Marvita carried nine crew: Captain Macdonald, born in St. Mary’s and a resident of St. John’s; Mate Maurice Murphy, Fox Harbour; Chief Engineer Boyd Duffett, Catalina; Second Engineer Martin Barron, St. John’s; Cook Patrick Barron, probably from Placentia; Steward Frank Burry, Greenspond; and sailors George Collins, Lamaline; Larry Sheehan, Cappahayden; and Clyde Collins, who lived in St. John’s but was born in Lamaline.
Many of the crew were ex-servicemen. Maurice Murphy had served in the Royal Navy, Larry Sheehan in the Newfoundland Regiment, and Captain Macdonald had been in the navy as well.
Clyde Collins and Mate Murphy, who both took watch at 4: 00 p.m., sounded the vessel’s foghorn every two minutes. As Collins recalled:
Both the mate and I kept a sharp lookout, but the only indication of being close to the rocks we had was an echo. It seemed to bounce off a cliff and by the time we sounded a second blast, it was too late. We both saw white seas breaking and put Marvita in reverse. She had two Fairbanks Morris engines. There had to be time – from several seconds to a minute or two – for the engines to stop and then gear into reverse.
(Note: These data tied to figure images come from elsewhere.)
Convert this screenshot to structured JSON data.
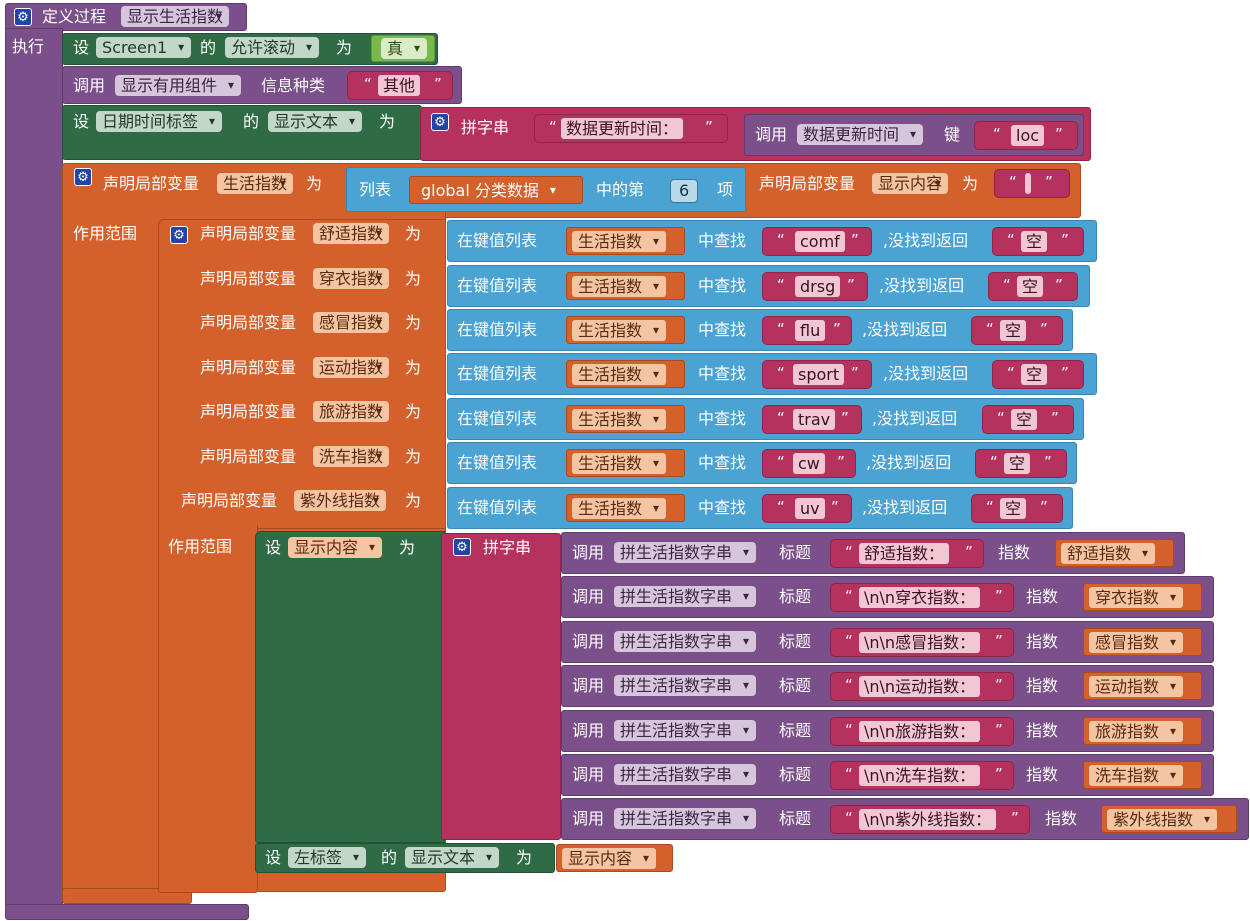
{
  "procedure": {
    "define_label": "定义过程",
    "name": "显示生活指数",
    "do_label": "执行"
  },
  "kw": {
    "set": "设",
    "of": "的",
    "to": "为",
    "call": "调用",
    "join": "拼字串",
    "declare": "声明局部变量",
    "scope": "作用范围",
    "list": "列表",
    "index_of": "中的第",
    "item": "项",
    "kv_list": "在键值列表",
    "find": "中查找",
    "not_found": ",没找到返回",
    "title": "标题",
    "index": "指数",
    "info_type": "信息种类",
    "key": "键"
  },
  "row1": {
    "component": "Screen1",
    "property": "允许滚动",
    "value": "真"
  },
  "row2": {
    "procedure": "显示有用组件",
    "arg": "其他"
  },
  "row3": {
    "component": "日期时间标签",
    "property": "显示文本",
    "join_text": "数据更新时间：",
    "call_proc": "数据更新时间",
    "key_value": "loc"
  },
  "row4": {
    "var": "生活指数",
    "list_var": "global 分类数据",
    "index": "6",
    "var2": "显示内容",
    "var2_value": " "
  },
  "locals": [
    {
      "name": "舒适指数",
      "key": "comf",
      "default": "空"
    },
    {
      "name": "穿衣指数",
      "key": "drsg",
      "default": "空"
    },
    {
      "name": "感冒指数",
      "key": "flu",
      "default": "空"
    },
    {
      "name": "运动指数",
      "key": "sport",
      "default": "空"
    },
    {
      "name": "旅游指数",
      "key": "trav",
      "default": "空"
    },
    {
      "name": "洗车指数",
      "key": "cw",
      "default": "空"
    },
    {
      "name": "紫外线指数",
      "key": "uv",
      "default": "空"
    }
  ],
  "lookup_var": "生活指数",
  "inner_set_var": "显示内容",
  "join_proc": "拼生活指数字串",
  "joins": [
    {
      "title": "舒适指数：",
      "var": "舒适指数"
    },
    {
      "title": "\\n\\n穿衣指数：",
      "var": "穿衣指数"
    },
    {
      "title": "\\n\\n感冒指数：",
      "var": "感冒指数"
    },
    {
      "title": "\\n\\n运动指数：",
      "var": "运动指数"
    },
    {
      "title": "\\n\\n旅游指数：",
      "var": "旅游指数"
    },
    {
      "title": "\\n\\n洗车指数：",
      "var": "洗车指数"
    },
    {
      "title": "\\n\\n紫外线指数：",
      "var": "紫外线指数"
    }
  ],
  "last": {
    "component": "左标签",
    "property": "显示文本",
    "value": "显示内容"
  },
  "colors": {
    "procedure": "#7a4f8a",
    "set": "#2f6b45",
    "text": "#b5325f",
    "variable": "#d4602c",
    "dictionary": "#4aa3d3",
    "logic": "#7ab84c",
    "math": "#3578a0"
  }
}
But it was too late! Apparently a strong inset of tide, or iron on the bottom from scores of other steamers and ships wrecked in the general area, threw the compass variation out by a degree or two. Marvita slid upon a rock, one engine stopped, and a propeller blade went through the bottom of the vessel. There was no way to back off the ledge. Collins remembered:
We had a lifeboat, but there was too much sea to
get it off deck. The swell kept her on the ledge for 20 minutes, but she gradually moved closer to a large flat-topped rock near the base of the cliff. Seeing he could do no more, Captain Macdonald gave the order to “Abandon ship.”
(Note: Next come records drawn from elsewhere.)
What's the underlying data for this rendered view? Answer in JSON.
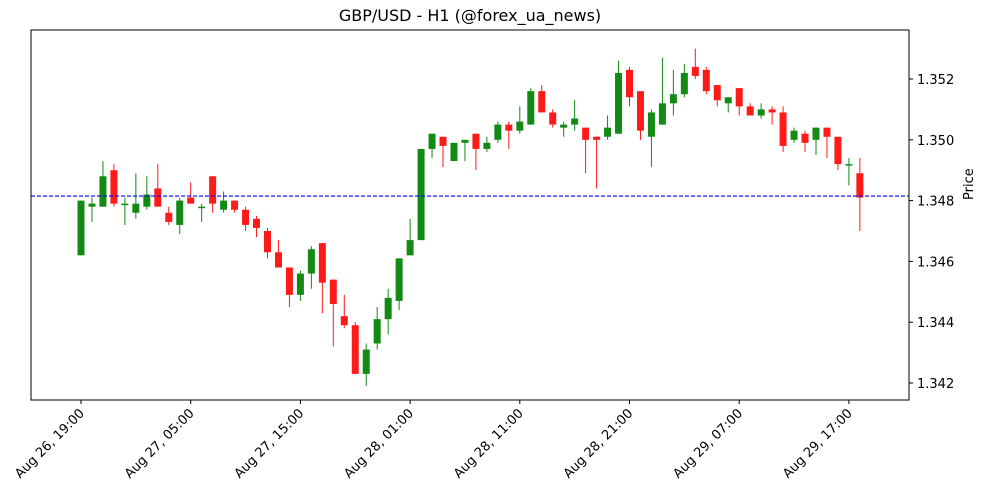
{
  "chart_data": {
    "type": "candlestick",
    "title": "GBP/USD - H1 (@forex_ua_news)",
    "xlabel": "",
    "ylabel": "Price",
    "ylim": [
      1.3414,
      1.3537
    ],
    "y_ticks": [
      "1.342",
      "1.344",
      "1.346",
      "1.348",
      "1.350",
      "1.352"
    ],
    "x_ticks": [
      {
        "index": 0,
        "label": "Aug 26, 19:00"
      },
      {
        "index": 10,
        "label": "Aug 27, 05:00"
      },
      {
        "index": 20,
        "label": "Aug 27, 15:00"
      },
      {
        "index": 30,
        "label": "Aug 28, 01:00"
      },
      {
        "index": 40,
        "label": "Aug 28, 11:00"
      },
      {
        "index": 50,
        "label": "Aug 28, 21:00"
      },
      {
        "index": 60,
        "label": "Aug 29, 07:00"
      },
      {
        "index": 70,
        "label": "Aug 29, 17:00"
      }
    ],
    "reference_line": {
      "value": 1.34815,
      "style": "dashed",
      "color": "#0000ff"
    },
    "colors": {
      "up": "#138a13",
      "down": "#ff1a1a"
    },
    "grid": false,
    "legend": null,
    "candles": [
      {
        "o": 1.3462,
        "h": 1.348,
        "l": 1.3462,
        "c": 1.348
      },
      {
        "o": 1.3478,
        "h": 1.3481,
        "l": 1.3473,
        "c": 1.3479
      },
      {
        "o": 1.3478,
        "h": 1.3493,
        "l": 1.3478,
        "c": 1.3488
      },
      {
        "o": 1.349,
        "h": 1.3492,
        "l": 1.3478,
        "c": 1.3479
      },
      {
        "o": 1.3479,
        "h": 1.3481,
        "l": 1.3472,
        "c": 1.3479
      },
      {
        "o": 1.3476,
        "h": 1.3489,
        "l": 1.3474,
        "c": 1.3479
      },
      {
        "o": 1.3478,
        "h": 1.3488,
        "l": 1.3477,
        "c": 1.3482
      },
      {
        "o": 1.3484,
        "h": 1.3492,
        "l": 1.3478,
        "c": 1.3478
      },
      {
        "o": 1.3476,
        "h": 1.3478,
        "l": 1.3472,
        "c": 1.3473
      },
      {
        "o": 1.3472,
        "h": 1.3481,
        "l": 1.3469,
        "c": 1.348
      },
      {
        "o": 1.3481,
        "h": 1.3486,
        "l": 1.3479,
        "c": 1.3479
      },
      {
        "o": 1.3478,
        "h": 1.3479,
        "l": 1.3473,
        "c": 1.3478
      },
      {
        "o": 1.3488,
        "h": 1.3488,
        "l": 1.3476,
        "c": 1.3479
      },
      {
        "o": 1.3477,
        "h": 1.3483,
        "l": 1.3476,
        "c": 1.348
      },
      {
        "o": 1.348,
        "h": 1.348,
        "l": 1.3476,
        "c": 1.3477
      },
      {
        "o": 1.3477,
        "h": 1.3478,
        "l": 1.347,
        "c": 1.3472
      },
      {
        "o": 1.3474,
        "h": 1.3475,
        "l": 1.3468,
        "c": 1.3471
      },
      {
        "o": 1.347,
        "h": 1.3471,
        "l": 1.3461,
        "c": 1.3463
      },
      {
        "o": 1.3463,
        "h": 1.3467,
        "l": 1.3458,
        "c": 1.3458
      },
      {
        "o": 1.3458,
        "h": 1.3458,
        "l": 1.3445,
        "c": 1.3449
      },
      {
        "o": 1.3449,
        "h": 1.3457,
        "l": 1.3447,
        "c": 1.3456
      },
      {
        "o": 1.3456,
        "h": 1.3465,
        "l": 1.3451,
        "c": 1.3464
      },
      {
        "o": 1.3466,
        "h": 1.3466,
        "l": 1.3443,
        "c": 1.3453
      },
      {
        "o": 1.3454,
        "h": 1.3454,
        "l": 1.3432,
        "c": 1.3446
      },
      {
        "o": 1.3442,
        "h": 1.3449,
        "l": 1.3438,
        "c": 1.3439
      },
      {
        "o": 1.3439,
        "h": 1.344,
        "l": 1.3423,
        "c": 1.3423
      },
      {
        "o": 1.3423,
        "h": 1.3433,
        "l": 1.3419,
        "c": 1.3431
      },
      {
        "o": 1.3433,
        "h": 1.3445,
        "l": 1.3431,
        "c": 1.3441
      },
      {
        "o": 1.3441,
        "h": 1.3451,
        "l": 1.3436,
        "c": 1.3448
      },
      {
        "o": 1.3447,
        "h": 1.3461,
        "l": 1.3444,
        "c": 1.3461
      },
      {
        "o": 1.3462,
        "h": 1.3474,
        "l": 1.3462,
        "c": 1.3467
      },
      {
        "o": 1.3467,
        "h": 1.3497,
        "l": 1.3467,
        "c": 1.3497
      },
      {
        "o": 1.3497,
        "h": 1.3502,
        "l": 1.3494,
        "c": 1.3502
      },
      {
        "o": 1.3501,
        "h": 1.3501,
        "l": 1.3491,
        "c": 1.3498
      },
      {
        "o": 1.3493,
        "h": 1.3499,
        "l": 1.3493,
        "c": 1.3499
      },
      {
        "o": 1.3499,
        "h": 1.35,
        "l": 1.3493,
        "c": 1.35
      },
      {
        "o": 1.3502,
        "h": 1.3502,
        "l": 1.349,
        "c": 1.3497
      },
      {
        "o": 1.3497,
        "h": 1.3501,
        "l": 1.3496,
        "c": 1.3499
      },
      {
        "o": 1.35,
        "h": 1.3506,
        "l": 1.3499,
        "c": 1.3505
      },
      {
        "o": 1.3505,
        "h": 1.3506,
        "l": 1.3497,
        "c": 1.3503
      },
      {
        "o": 1.3503,
        "h": 1.3511,
        "l": 1.3502,
        "c": 1.3506
      },
      {
        "o": 1.3505,
        "h": 1.3517,
        "l": 1.3505,
        "c": 1.3516
      },
      {
        "o": 1.3516,
        "h": 1.3518,
        "l": 1.3509,
        "c": 1.3509
      },
      {
        "o": 1.3509,
        "h": 1.351,
        "l": 1.3504,
        "c": 1.3505
      },
      {
        "o": 1.3504,
        "h": 1.3506,
        "l": 1.3501,
        "c": 1.3505
      },
      {
        "o": 1.3505,
        "h": 1.3513,
        "l": 1.3503,
        "c": 1.3507
      },
      {
        "o": 1.3504,
        "h": 1.3504,
        "l": 1.3489,
        "c": 1.35
      },
      {
        "o": 1.3501,
        "h": 1.3501,
        "l": 1.3484,
        "c": 1.35
      },
      {
        "o": 1.3501,
        "h": 1.3508,
        "l": 1.35,
        "c": 1.3504
      },
      {
        "o": 1.3502,
        "h": 1.3526,
        "l": 1.3502,
        "c": 1.3522
      },
      {
        "o": 1.3523,
        "h": 1.3524,
        "l": 1.3511,
        "c": 1.3514
      },
      {
        "o": 1.3516,
        "h": 1.3516,
        "l": 1.35,
        "c": 1.3503
      },
      {
        "o": 1.3501,
        "h": 1.351,
        "l": 1.3491,
        "c": 1.3509
      },
      {
        "o": 1.3505,
        "h": 1.3527,
        "l": 1.3505,
        "c": 1.3512
      },
      {
        "o": 1.3512,
        "h": 1.3523,
        "l": 1.3508,
        "c": 1.3515
      },
      {
        "o": 1.3515,
        "h": 1.3525,
        "l": 1.3514,
        "c": 1.3522
      },
      {
        "o": 1.3524,
        "h": 1.353,
        "l": 1.352,
        "c": 1.3521
      },
      {
        "o": 1.3523,
        "h": 1.3524,
        "l": 1.3515,
        "c": 1.3516
      },
      {
        "o": 1.3518,
        "h": 1.3518,
        "l": 1.3511,
        "c": 1.3513
      },
      {
        "o": 1.3512,
        "h": 1.3514,
        "l": 1.3509,
        "c": 1.3514
      },
      {
        "o": 1.3517,
        "h": 1.3517,
        "l": 1.3508,
        "c": 1.3511
      },
      {
        "o": 1.3511,
        "h": 1.3512,
        "l": 1.3508,
        "c": 1.3508
      },
      {
        "o": 1.3508,
        "h": 1.3512,
        "l": 1.3507,
        "c": 1.351
      },
      {
        "o": 1.351,
        "h": 1.3511,
        "l": 1.3505,
        "c": 1.3509
      },
      {
        "o": 1.3509,
        "h": 1.3511,
        "l": 1.3496,
        "c": 1.3498
      },
      {
        "o": 1.35,
        "h": 1.3504,
        "l": 1.3499,
        "c": 1.3503
      },
      {
        "o": 1.3502,
        "h": 1.3503,
        "l": 1.3496,
        "c": 1.3499
      },
      {
        "o": 1.35,
        "h": 1.3504,
        "l": 1.3495,
        "c": 1.3504
      },
      {
        "o": 1.3504,
        "h": 1.3504,
        "l": 1.3494,
        "c": 1.3501
      },
      {
        "o": 1.3501,
        "h": 1.3501,
        "l": 1.349,
        "c": 1.3492
      },
      {
        "o": 1.3492,
        "h": 1.3494,
        "l": 1.3485,
        "c": 1.3492
      },
      {
        "o": 1.3489,
        "h": 1.3494,
        "l": 1.347,
        "c": 1.3481
      }
    ]
  }
}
Seas would take Marvita in close to the rock; then she’d fall back. The mate and I stood outside the rail, and when she was carried in closer to the rock, we jumped. We got a rope ashore and the guys left on Marvita kept pressure on the rope keeping her close to the rock.
Each man jumped; the cook missed his footing and went into the water, but caught the rope. Last off was the second engineer, who was probably getting some personal item before he jumped.
We were lucky no one was drowned or injured. If we had to jump into the surf to reach the beach or the cliff, things might have turned out differently.
All nine men now stood on a rock barely above water at the base of a cliff somewhere near Cape Ballard. No one knew exactly where they were. Fortunately, no one was hurt and, although they couldn't see the top of the cliff in the fog, it was not steep. Collins remembered the climb:
We all helped each other up. Mr. Gardiner, the customs officer, was a heavy-set man, about 250 pound and around 60 years old, and he couldn’t scale the incline. George Collins and I went down to help him.
At the top we tried to get our bearings, but had no idea which way to walk. Before we grounded we heard the horn on Cape Race; so we knew we were near Cappahayden. We walked inland from the cliff for a good while, but, disoriented and in the fog, we went in a complete circle and arrived back at the cove where our ship was. By now Marvita was partially submerged; planks and wood drifted away from her.